For the cultivation of larger amounts it is necessary to have suitable buyers such as wholesale druggists, pharmacists, etc.
The collection of wild plants is generally less demanding than cultivation; but it is still necessary to be the proprietor of the land. Such collections are generally made by children or by unskilled persons. Regard must be paid to what has already been said above about collection and drying.
The following are some general rules to be observed:
1. Collect only those species that are abundant in the area:
the collection of rare plants is an unjustifiable destruction of nature, moreover
it gives a poor yield.
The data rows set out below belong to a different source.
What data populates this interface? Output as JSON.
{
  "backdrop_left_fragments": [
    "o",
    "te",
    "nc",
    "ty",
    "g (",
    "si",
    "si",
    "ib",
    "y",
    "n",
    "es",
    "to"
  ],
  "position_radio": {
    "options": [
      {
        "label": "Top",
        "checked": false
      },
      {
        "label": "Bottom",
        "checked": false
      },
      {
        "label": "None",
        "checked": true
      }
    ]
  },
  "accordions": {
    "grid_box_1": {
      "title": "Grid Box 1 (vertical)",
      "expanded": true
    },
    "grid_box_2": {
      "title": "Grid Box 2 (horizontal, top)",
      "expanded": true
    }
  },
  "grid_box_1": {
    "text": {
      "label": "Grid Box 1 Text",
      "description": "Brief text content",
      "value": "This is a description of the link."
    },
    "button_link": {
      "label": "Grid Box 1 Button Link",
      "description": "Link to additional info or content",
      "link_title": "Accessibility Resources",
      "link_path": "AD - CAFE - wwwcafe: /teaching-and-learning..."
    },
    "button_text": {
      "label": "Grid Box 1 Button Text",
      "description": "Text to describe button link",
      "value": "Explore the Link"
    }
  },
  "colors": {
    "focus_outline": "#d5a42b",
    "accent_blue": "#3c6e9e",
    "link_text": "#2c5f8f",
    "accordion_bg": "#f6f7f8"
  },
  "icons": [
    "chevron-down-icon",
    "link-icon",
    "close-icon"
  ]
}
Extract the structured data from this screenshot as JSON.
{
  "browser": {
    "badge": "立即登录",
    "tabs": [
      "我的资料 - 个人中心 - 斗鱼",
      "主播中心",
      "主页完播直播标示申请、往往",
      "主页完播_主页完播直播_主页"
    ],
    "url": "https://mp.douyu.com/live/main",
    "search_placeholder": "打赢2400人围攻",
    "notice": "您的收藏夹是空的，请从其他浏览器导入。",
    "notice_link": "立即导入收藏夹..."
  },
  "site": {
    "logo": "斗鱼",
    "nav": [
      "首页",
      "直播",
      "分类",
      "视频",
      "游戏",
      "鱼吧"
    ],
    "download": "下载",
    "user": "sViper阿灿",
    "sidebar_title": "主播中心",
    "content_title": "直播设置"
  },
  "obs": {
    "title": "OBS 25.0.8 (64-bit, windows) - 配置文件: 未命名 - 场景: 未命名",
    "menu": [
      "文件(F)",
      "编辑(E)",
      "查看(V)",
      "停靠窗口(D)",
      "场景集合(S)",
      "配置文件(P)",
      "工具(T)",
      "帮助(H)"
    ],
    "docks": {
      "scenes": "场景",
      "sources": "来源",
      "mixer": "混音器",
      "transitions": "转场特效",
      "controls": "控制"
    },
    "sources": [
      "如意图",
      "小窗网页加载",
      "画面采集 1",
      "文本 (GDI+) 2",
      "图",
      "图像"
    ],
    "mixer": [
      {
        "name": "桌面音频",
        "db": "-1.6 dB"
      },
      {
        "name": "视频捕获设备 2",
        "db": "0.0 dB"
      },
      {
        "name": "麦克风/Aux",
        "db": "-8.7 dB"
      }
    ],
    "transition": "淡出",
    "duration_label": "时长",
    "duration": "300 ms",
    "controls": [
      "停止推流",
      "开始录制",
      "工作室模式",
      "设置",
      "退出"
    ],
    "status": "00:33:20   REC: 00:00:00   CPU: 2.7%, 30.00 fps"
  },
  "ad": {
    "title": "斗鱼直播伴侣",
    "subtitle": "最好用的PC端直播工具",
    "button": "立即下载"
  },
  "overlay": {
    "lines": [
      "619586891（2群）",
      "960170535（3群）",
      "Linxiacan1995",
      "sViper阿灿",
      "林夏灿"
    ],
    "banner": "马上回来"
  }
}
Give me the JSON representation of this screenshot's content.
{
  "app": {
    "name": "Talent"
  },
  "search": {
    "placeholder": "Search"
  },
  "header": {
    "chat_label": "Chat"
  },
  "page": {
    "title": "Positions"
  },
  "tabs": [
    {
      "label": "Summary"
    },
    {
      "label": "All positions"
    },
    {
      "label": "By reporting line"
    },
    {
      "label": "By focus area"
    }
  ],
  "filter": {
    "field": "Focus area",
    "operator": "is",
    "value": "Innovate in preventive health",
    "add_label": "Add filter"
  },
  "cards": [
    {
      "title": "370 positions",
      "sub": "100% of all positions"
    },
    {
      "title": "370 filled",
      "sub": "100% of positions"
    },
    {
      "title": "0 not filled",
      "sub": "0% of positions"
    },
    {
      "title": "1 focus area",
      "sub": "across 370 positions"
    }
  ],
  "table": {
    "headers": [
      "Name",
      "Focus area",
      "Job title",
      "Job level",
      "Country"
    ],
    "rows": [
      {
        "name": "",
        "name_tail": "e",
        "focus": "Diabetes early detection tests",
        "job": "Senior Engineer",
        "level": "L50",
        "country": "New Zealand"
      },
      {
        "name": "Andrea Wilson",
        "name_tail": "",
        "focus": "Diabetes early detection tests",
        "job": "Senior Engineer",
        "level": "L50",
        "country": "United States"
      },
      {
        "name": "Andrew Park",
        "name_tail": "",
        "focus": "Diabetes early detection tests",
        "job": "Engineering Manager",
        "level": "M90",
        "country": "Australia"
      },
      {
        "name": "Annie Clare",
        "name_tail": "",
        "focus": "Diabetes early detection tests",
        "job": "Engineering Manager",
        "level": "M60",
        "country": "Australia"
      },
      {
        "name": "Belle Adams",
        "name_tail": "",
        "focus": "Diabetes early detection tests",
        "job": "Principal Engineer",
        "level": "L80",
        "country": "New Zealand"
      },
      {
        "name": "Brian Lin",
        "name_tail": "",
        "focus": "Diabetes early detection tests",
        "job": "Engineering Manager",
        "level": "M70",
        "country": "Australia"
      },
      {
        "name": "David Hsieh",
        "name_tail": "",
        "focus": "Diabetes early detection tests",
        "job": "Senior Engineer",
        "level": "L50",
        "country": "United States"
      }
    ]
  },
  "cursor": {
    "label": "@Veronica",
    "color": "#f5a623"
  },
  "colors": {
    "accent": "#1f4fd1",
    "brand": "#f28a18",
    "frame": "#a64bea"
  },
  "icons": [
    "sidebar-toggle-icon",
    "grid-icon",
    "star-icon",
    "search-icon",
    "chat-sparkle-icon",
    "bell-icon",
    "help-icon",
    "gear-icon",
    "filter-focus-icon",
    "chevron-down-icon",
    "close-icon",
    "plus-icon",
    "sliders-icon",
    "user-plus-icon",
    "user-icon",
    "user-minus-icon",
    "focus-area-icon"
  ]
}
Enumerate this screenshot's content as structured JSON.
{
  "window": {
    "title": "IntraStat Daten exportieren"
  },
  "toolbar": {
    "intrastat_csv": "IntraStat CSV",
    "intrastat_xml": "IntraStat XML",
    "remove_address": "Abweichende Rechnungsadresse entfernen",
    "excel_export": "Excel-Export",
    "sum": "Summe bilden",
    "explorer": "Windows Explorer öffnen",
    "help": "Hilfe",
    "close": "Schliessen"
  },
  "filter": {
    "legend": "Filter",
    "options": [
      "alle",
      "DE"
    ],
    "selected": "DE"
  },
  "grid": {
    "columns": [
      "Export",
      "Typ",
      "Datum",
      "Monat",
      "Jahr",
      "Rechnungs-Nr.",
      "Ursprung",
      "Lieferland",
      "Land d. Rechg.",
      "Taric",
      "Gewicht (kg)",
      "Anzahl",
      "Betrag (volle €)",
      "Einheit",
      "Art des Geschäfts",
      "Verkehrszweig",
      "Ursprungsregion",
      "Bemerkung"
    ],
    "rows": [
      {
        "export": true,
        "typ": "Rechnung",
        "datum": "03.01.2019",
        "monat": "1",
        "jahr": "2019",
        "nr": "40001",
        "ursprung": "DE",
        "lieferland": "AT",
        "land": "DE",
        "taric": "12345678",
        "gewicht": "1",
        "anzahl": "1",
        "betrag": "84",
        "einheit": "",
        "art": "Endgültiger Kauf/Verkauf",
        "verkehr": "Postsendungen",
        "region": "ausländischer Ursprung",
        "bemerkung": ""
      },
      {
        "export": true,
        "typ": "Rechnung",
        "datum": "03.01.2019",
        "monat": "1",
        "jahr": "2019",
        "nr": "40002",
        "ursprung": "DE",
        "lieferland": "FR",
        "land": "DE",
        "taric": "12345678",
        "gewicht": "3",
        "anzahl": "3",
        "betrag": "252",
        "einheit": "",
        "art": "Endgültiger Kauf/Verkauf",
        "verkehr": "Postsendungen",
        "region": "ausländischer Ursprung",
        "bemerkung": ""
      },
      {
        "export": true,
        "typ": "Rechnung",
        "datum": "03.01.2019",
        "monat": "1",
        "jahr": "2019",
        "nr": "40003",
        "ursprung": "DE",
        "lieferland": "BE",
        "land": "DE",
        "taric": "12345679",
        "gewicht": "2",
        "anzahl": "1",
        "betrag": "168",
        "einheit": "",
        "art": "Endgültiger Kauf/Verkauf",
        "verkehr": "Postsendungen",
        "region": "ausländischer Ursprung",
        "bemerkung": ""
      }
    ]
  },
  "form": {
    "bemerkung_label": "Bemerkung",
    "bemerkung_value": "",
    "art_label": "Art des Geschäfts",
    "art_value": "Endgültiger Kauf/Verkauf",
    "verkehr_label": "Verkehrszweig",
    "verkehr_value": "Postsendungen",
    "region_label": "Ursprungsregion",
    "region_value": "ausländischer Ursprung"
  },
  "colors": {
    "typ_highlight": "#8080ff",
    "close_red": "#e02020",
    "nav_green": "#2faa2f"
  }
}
The collected plants should always be handled with
the greatest care.
2. Collect only a few species at one time in order to avoid
accidental mixing that would make the collected material valueless.
3. Take the greatest care to ensure that no other plants
are mixed in with any one collection.
4. Dry the plants as soon as possible after collection, especially
leaves, flowers or entire plants. Aromatic plants should be dried as much
as possible in the shade in a place with good circulation of air, the plants
being spread out in thin layers; it is best if they do not overlap each other
at all.
5. Artificial heat should be used only for plants that are
without odour when fresh.
Aromatic plants should not be exposed to a temperature greater than 35° C (95°F);
other plants, in general, may be dried at 50°-70° C (122°158°F),
but this latter temperature may be too high even for plants without aromatic
constituents; foxglove of optimum activity is obtained by drying at 25°C
(77° F)
6. Thick roots should always be cut longitudinally before
drying.
7. The dried drugs should be placed immediately into well
dried containers (chests, metal boxes, sacks). They should not be handled
roughly for they are readily broken.
8. Drugs containing volatile oils should not be stored in
ordinary plastic boxes or sacks, for these materials absorb the volatile oils
from the drugs, which are then volatilised from the external surface.